The Government has provided £500 million for mental health services to be expanded as part of the Mental Health Recovery Action Plan, which aims to respond to the impact of the pandemic on people's mental health, specifically targeting groups that have been most impacted including those with severe mental illness, young people, and frontline staff.
Under the plan, NHS talking therapies (IAPT services), which offer confidential treatment of conditions such as anxiety, depression and PTSD, will expand, helping 1.6 million people to access services in 2021/22, backed by an additional £38 million. Additional therapists will also be trained to support those with more complex mental health needs as a result of the pandemic.

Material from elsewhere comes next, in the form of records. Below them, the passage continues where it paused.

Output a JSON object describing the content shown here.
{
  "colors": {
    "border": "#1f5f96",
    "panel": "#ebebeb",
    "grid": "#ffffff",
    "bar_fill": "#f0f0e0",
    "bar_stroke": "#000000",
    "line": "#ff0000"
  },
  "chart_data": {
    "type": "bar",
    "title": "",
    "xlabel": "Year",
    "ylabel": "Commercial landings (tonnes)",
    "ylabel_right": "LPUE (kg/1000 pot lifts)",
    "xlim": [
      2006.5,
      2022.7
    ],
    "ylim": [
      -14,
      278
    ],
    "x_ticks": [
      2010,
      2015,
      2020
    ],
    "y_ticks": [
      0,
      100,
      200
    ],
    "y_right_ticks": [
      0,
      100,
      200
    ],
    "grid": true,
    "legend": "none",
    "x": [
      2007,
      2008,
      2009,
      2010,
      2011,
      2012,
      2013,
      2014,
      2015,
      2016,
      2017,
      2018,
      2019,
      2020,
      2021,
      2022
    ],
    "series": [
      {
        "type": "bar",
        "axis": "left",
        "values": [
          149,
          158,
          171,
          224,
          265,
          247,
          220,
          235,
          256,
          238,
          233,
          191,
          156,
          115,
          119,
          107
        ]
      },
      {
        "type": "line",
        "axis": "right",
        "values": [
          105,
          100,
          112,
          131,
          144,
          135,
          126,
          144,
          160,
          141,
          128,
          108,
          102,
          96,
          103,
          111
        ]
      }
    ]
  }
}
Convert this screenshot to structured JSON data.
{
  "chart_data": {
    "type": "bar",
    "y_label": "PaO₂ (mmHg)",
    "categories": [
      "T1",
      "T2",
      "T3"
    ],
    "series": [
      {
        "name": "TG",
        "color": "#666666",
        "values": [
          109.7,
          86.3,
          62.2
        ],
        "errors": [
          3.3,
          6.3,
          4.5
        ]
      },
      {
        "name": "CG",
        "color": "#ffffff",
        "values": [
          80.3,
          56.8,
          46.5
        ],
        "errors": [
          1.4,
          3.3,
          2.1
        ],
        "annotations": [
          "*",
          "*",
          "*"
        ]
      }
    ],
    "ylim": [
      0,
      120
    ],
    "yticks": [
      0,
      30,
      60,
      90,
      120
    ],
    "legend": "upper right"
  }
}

People living with severe mental illness will also benefit from enhanced mental services in communities, backed by £58 million for better, joined-up support between primary and secondary care, including specialist mental health staff embedded in primary care.
The funding will also accelerate the expansion and transformation of community mental health services, enabling people with severe mental illnesses to access psychological therapies, improved physical health care, employment support, personalised and trauma-informed care, medicines management and support for self-harm.
Throughout the pandemic, mental health services have remained open, often adapting to provide support via digital services. The Recovery Action Plan commits to capitalise on this transformation of services, including a £30 million commitment from NHSX to support mental health trusts to embed digital and remote working into service delivery.
To support mental health services in the longer term, £111 million will be invested to train the workforce of the future, which will ensure staff are in place to support two million more people access NHS mental health care and treatment by 2023/24.